Het hoger onderwijs heeft meer geld nodig: ‘We lopen achter op de realiteit’
Vlaanderen geeft ruim een kwart van zijn begroting uit aan onderwijs. Vooral het secundair onderwijs profiteert daarvan. In het hoger onderwijs scoren we onder het OESO-gemiddelde. Een paradox voor een gebied die zich als kennisregio profileert.
In 2018 hintte de werkgeversorganisatie Voka al dat de volgende Vlaamse regering werk moest maken van een herziening van het financieringsmodel van het hoger onderwijs.

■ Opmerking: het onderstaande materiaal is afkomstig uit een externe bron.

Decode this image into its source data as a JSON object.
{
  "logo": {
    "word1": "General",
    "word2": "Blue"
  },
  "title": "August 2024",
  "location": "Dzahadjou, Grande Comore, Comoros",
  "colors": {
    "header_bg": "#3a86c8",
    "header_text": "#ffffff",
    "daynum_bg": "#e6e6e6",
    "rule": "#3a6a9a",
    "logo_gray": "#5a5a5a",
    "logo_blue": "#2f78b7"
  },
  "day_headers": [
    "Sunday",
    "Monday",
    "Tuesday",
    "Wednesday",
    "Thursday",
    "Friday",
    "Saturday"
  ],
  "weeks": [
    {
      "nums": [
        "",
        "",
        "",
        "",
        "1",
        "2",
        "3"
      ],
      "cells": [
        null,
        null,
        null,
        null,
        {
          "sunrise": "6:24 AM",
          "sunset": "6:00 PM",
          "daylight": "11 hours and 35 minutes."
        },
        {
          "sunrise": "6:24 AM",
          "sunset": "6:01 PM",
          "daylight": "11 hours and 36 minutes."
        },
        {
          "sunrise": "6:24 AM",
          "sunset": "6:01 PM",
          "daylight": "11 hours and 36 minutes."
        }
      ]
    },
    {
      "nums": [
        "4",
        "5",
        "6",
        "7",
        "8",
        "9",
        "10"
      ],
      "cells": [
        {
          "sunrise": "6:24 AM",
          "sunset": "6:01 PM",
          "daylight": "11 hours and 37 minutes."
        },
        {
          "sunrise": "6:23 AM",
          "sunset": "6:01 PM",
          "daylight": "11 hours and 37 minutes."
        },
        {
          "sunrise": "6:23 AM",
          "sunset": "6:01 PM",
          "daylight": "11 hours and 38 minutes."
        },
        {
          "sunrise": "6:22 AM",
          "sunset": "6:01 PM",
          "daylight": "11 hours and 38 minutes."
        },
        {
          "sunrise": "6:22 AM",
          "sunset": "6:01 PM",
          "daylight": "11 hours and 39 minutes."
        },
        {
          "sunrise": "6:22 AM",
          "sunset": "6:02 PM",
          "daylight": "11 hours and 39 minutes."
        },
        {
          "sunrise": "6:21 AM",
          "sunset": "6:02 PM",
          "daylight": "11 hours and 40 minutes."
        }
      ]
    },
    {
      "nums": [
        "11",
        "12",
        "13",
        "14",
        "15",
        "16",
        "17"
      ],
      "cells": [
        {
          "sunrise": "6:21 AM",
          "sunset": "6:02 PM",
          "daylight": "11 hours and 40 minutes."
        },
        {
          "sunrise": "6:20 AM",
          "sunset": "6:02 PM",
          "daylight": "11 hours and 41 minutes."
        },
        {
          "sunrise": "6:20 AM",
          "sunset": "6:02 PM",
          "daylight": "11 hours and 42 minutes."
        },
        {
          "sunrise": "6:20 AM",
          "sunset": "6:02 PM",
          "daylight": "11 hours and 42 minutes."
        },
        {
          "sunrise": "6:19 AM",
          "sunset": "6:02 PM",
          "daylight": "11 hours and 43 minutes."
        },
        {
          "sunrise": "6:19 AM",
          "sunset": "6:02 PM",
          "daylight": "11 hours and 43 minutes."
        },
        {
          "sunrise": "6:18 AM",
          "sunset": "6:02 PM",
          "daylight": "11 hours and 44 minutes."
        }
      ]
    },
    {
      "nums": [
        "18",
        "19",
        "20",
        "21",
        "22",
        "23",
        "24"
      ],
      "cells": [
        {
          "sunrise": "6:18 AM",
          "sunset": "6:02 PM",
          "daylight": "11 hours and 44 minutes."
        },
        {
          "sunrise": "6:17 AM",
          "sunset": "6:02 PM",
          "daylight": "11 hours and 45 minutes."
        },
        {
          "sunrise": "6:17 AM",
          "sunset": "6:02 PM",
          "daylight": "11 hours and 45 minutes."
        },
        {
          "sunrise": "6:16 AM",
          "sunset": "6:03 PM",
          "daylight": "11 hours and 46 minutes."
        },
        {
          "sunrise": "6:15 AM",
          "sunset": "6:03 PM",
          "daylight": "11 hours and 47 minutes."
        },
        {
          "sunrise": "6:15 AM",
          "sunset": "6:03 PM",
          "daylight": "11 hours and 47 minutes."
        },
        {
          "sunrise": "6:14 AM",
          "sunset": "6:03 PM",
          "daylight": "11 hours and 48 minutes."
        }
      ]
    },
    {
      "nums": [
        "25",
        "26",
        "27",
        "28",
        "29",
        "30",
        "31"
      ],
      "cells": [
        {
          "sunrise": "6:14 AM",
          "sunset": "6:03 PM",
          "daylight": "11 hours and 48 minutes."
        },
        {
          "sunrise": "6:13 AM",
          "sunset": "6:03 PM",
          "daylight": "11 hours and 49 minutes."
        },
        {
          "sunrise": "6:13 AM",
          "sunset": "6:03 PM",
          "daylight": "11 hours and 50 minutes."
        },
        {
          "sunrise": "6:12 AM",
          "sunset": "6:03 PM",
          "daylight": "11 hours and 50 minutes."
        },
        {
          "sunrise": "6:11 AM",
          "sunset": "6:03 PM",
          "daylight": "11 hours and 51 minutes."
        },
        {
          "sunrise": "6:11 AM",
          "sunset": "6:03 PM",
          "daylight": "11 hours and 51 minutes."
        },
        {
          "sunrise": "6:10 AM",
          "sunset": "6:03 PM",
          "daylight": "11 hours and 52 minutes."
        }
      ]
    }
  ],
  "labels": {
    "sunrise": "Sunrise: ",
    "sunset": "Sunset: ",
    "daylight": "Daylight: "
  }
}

Dit jaar deden de universiteiten en de hogescholen een oproep om weer extra middelen uit te trekken voor het hoger onderwijs, na de besparingen van de jongste jaren. “Wij vragen een hogere basisfinanciering”, betoogt Eric Vermeylen, de secretaris-generaal van de Vlaamse Hogescholenraad. “Volgens onze berekeningen besteedt Vlaanderen slechts 1,3 procent van zijn bruto regionaal product aan het hoger onderwijs. Dat is onder het OESE-gemiddelde.”
Diverse geldstromen
Op basis van de berekeningen in de paper die Voka vorig jaar publiceerde, bedraagt de omzet van het Vlaamse hoger onderwijs afgerond 3 miljard euro. In grote lijnen zijn er vijf financieringsstromen. Daarvan zijn er drie van publieke oorsprong, van het departement Onderwijs en het departement Economie, Wetenschap en Innovatie. De andere twee vallen onder de noemer private financiering ¬ denk aan contractonderzoek (universitair onderzoek in opdracht van een bedrijf) en aan eigen inkomsten zoals inschrijfgelden, schenkingen en inkomsten uit huur of van studentenrestaurants.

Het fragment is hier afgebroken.